Within that trans-Atlantic framework, Britain’s specialized capacities will act as a force multiplier. By default, the incumbent military superpowers, the United States and China, will have more traditional defensive postures, seeking to match and neutralize each other’s offensive capabilities.
Caught in between that fundamentally defensive arms race, middle-tier powers such as the U.K., France, Russia, Japan, and India tip the scales in the favor of one or the other of the superpowers in particular areas. The difference between the U.K. and all the other relevant middle-tier powers is that the others also feel compelled to maintain an independent defensive posture of their own. France and Japan would normally expect the United States to underwrite their domestic defense, as Washington has done since World War II, but for both domestic political reasons and as a consequence of the disastrous effects of the Trump administration on allies’ trust in America’s security guarantees, they do not feel comfortable entrusting their defense entirely to Washington—Tokyo having ordered its largest-ever defense budget last year.
The U.K. is in a unique position in this respect because it does not have any reason to expect a threat to its heartland from any of its near- or even mid-distance neighbors. The closest hostile country to the U.K. is Russia—with a hearty swath of NATO states between it and Britain. This frees the U.K. to allocate resources to offensive capabilities in the emergent areas of special operations, the internet, and, yes, even space to such an extent that it can reasonably be expected to be able to compete even with China and the United States in those specific areas.

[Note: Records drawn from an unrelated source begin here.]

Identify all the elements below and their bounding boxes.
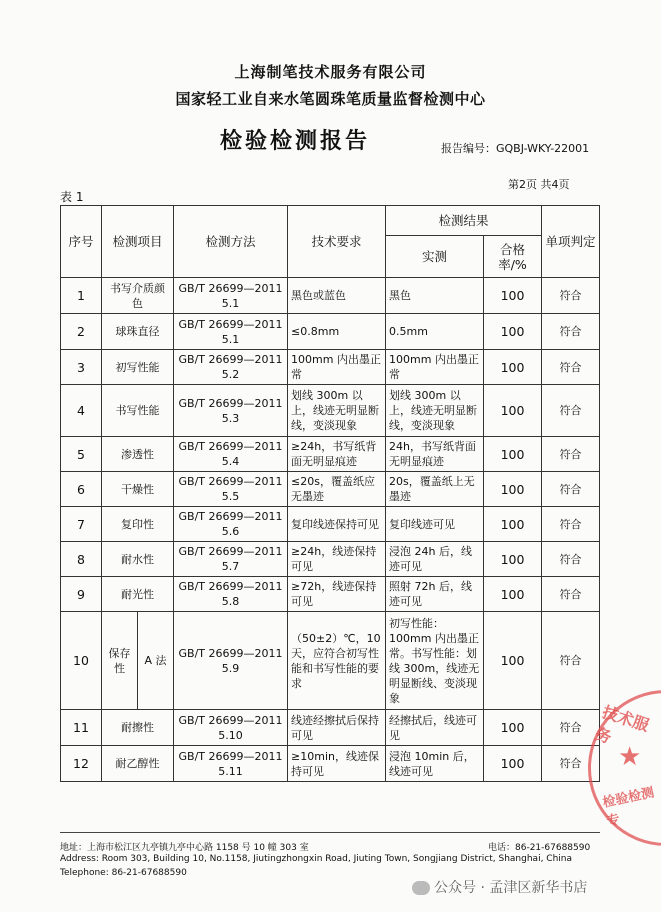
seal-star-icon: ★ [618,742,642,772]
footer-divider [60,832,600,833]
footer-tel-en: Telephone: 86-21-67688590 [60,868,187,878]
header-pass-rate: 合格率/% [484,236,542,278]
cell-item: 耐光性 [102,577,174,612]
report-number: 报告编号：GQBJ-WKY-22001 [441,142,590,155]
table-row [61,278,600,314]
table-row [61,385,600,437]
cell-subitem: A 法 [138,612,174,710]
watermark-text: 公众号 · 孟津区新华书店 [434,880,588,896]
cell-actual: 照射 72h 后，线迹可见 [386,577,484,612]
cell-no: 4 [61,385,102,437]
cell-no: 2 [61,314,102,350]
page-info: 第2页 共4页 [508,178,570,191]
cell-item: 复印性 [102,507,174,542]
org-name-line2: 国家轻工业自来水笔圆珠笔质量监督检测中心 [175,90,486,108]
cell-pass-rate: 100 [484,385,542,437]
seal-text-top: 技术服务 [592,702,652,748]
cell-requirement: 划线 300m 以上，线迹无明显断线，变淡现象 [288,385,386,437]
cell-item: 球珠直径 [102,314,174,350]
cell-requirement: 线迹经擦拭后保持可见 [288,710,386,746]
cell-actual: 复印线迹可见 [386,507,484,542]
cell-verdict: 符合 [542,385,600,437]
report-title: 检验检测报告 [220,129,371,154]
cell-method: GB/T 26699—2011 5.4 [174,437,288,472]
cell-actual: 0.5mm [386,314,484,350]
cell-actual: 经擦拭后，线迹可见 [386,710,484,746]
cell-pass-rate: 100 [484,278,542,314]
cell-verdict: 符合 [542,314,600,350]
cell-requirement: ≤20s，覆盖纸应无墨迹 [288,472,386,507]
watermark [412,877,587,897]
cell-requirement: 复印线迹保持可见 [288,507,386,542]
table-row [61,542,600,577]
cell-no: 11 [61,710,102,746]
cell-pass-rate: 100 [484,472,542,507]
cell-item: 耐乙醇性 [102,746,174,782]
table-row [61,577,600,612]
cell-pass-rate: 100 [484,314,542,350]
footer-tel-cn: 电话：86-21-67688590 [488,843,591,853]
cell-requirement: ≥24h，书写纸背面无明显痕迹 [288,437,386,472]
cell-pass-rate: 100 [484,437,542,472]
cell-verdict: 符合 [542,437,600,472]
footer-address-en: Address: Room 303, Building 10, No.1158, Jiutingzhongxin Road, Jiuting Town, Songjiang District, Shanghai, China [60,854,572,864]
cell-item: 保存性 [102,612,138,710]
cell-pass-rate: 100 [484,746,542,782]
cell-verdict: 符合 [542,710,600,746]
cell-pass-rate: 100 [484,542,542,577]
cell-requirement: 100mm 内出墨正常 [288,350,386,385]
cell-pass-rate: 100 [484,577,542,612]
cell-method: GB/T 26699—2011 5.9 [174,612,288,710]
table-row [61,350,600,385]
cell-requirement: ≤0.8mm [288,314,386,350]
cell-pass-rate: 100 [484,507,542,542]
cell-item: 初写性能 [102,350,174,385]
cell-method: GB/T 26699—2011 5.3 [174,385,288,437]
table-row [61,472,600,507]
org-name-line1: 上海制笔技术服务有限公司 [234,63,427,81]
cell-actual: 浸泡 10min 后，线迹可见 [386,746,484,782]
cell-pass-rate: 100 [484,710,542,746]
table-row [61,612,600,710]
header-method: 检测方法 [174,206,288,278]
table-row [61,746,600,782]
header-no: 序号 [61,206,102,278]
cell-method: GB/T 26699—2011 5.5 [174,472,288,507]
cell-method: GB/T 26699—2011 5.6 [174,507,288,542]
cell-pass-rate: 100 [484,350,542,385]
cell-method: GB/T 26699—2011 5.1 [174,278,288,314]
cell-requirement: ≥72h，线迹保持可见 [288,577,386,612]
header-item: 检测项目 [102,206,174,278]
cell-no: 10 [61,612,102,710]
cell-verdict: 符合 [542,350,600,385]
cell-no: 5 [61,437,102,472]
cell-actual: 浸泡 24h 后，线迹可见 [386,542,484,577]
results-body [61,278,600,782]
cell-item: 干燥性 [102,472,174,507]
table-row [61,710,600,746]
table-row [61,314,600,350]
cell-method: GB/T 26699—2011 5.2 [174,350,288,385]
cell-no: 6 [61,472,102,507]
cell-no: 8 [61,542,102,577]
cell-method: GB/T 26699—2011 5.7 [174,542,288,577]
cell-requirement: 黑色或蓝色 [288,278,386,314]
cell-actual: 黑色 [386,278,484,314]
cell-no: 12 [61,746,102,782]
seal-text-bottom: 检验检测专 [601,785,656,830]
cell-item: 耐水性 [102,542,174,577]
cell-method: GB/T 26699—2011 5.10 [174,710,288,746]
cell-method: GB/T 26699—2011 5.8 [174,577,288,612]
cell-verdict: 符合 [542,472,600,507]
header-result-group: 检测结果 [386,206,542,236]
table-row [61,507,600,542]
results-table [60,205,600,782]
cell-actual: 100mm 内出墨正常 [386,350,484,385]
header-requirement: 技术要求 [288,206,386,278]
cell-verdict: 符合 [542,507,600,542]
cell-actual: 划线 300m 以上，线迹无明显断线，变淡现象 [386,385,484,437]
table-label: 表 1 [60,190,84,204]
footer-address-cn: 地址：上海市松江区九亭镇九亭中心路 1158 号 10 幢 303 室 [60,843,309,853]
cell-requirement: ≥10min，线迹保持可见 [288,746,386,782]
cell-pass-rate: 100 [484,612,542,710]
cell-no: 3 [61,350,102,385]
cell-no: 7 [61,507,102,542]
cell-no: 1 [61,278,102,314]
cell-item: 书写介质颜色 [102,278,174,314]
header-verdict: 单项判定 [542,206,600,278]
cell-verdict: 符合 [542,278,600,314]
cell-verdict: 符合 [542,746,600,782]
wechat-icon [412,881,430,895]
cell-item: 渗透性 [102,437,174,472]
cell-no: 9 [61,577,102,612]
cell-actual: 20s，覆盖纸上无墨迹 [386,472,484,507]
cell-item: 耐擦性 [102,710,174,746]
cell-actual: 24h，书写纸背面无明显痕迹 [386,437,484,472]
table-row [61,437,600,472]
cell-verdict: 符合 [542,612,600,710]
cell-verdict: 符合 [542,542,600,577]
header-actual: 实测 [386,236,484,278]
cell-requirement: （50±2）℃，10天，应符合初写性能和书写性能的要求 [288,612,386,710]
cell-method: GB/T 26699—2011 5.1 [174,314,288,350]
cell-actual: 初写性能：100mm 内出墨正常。书写性能：划线 300m，线迹无明显断线、变淡现象 [386,612,484,710]
cell-verdict: 符合 [542,577,600,612]
cell-requirement: ≥24h，线迹保持可见 [288,542,386,577]
cell-method: GB/T 26699—2011 5.11 [174,746,288,782]
cell-item: 书写性能 [102,385,174,437]
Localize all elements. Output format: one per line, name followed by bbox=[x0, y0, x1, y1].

This is where the last piece of the puzzle fits in: the shift of focus of the U.K. defense stance away from Europe and to the Indo-Pacific. Since Britain is making itself almost entirely dependent on the U.S. and NATO security guarantee for the traditional defense of its heartland, those new offensive capabilities will only be used against powers hostile to the trans-Atlantic alliance: China and, to a lesser extent, Russia. In other words, Washington is looking at having its capabilities effectively doubled in those areas for free. If anything is likely to contain the rise of China to regional military dominance, this force multiplier effect—led by the U.K. and perhaps soon followed by others—may be it.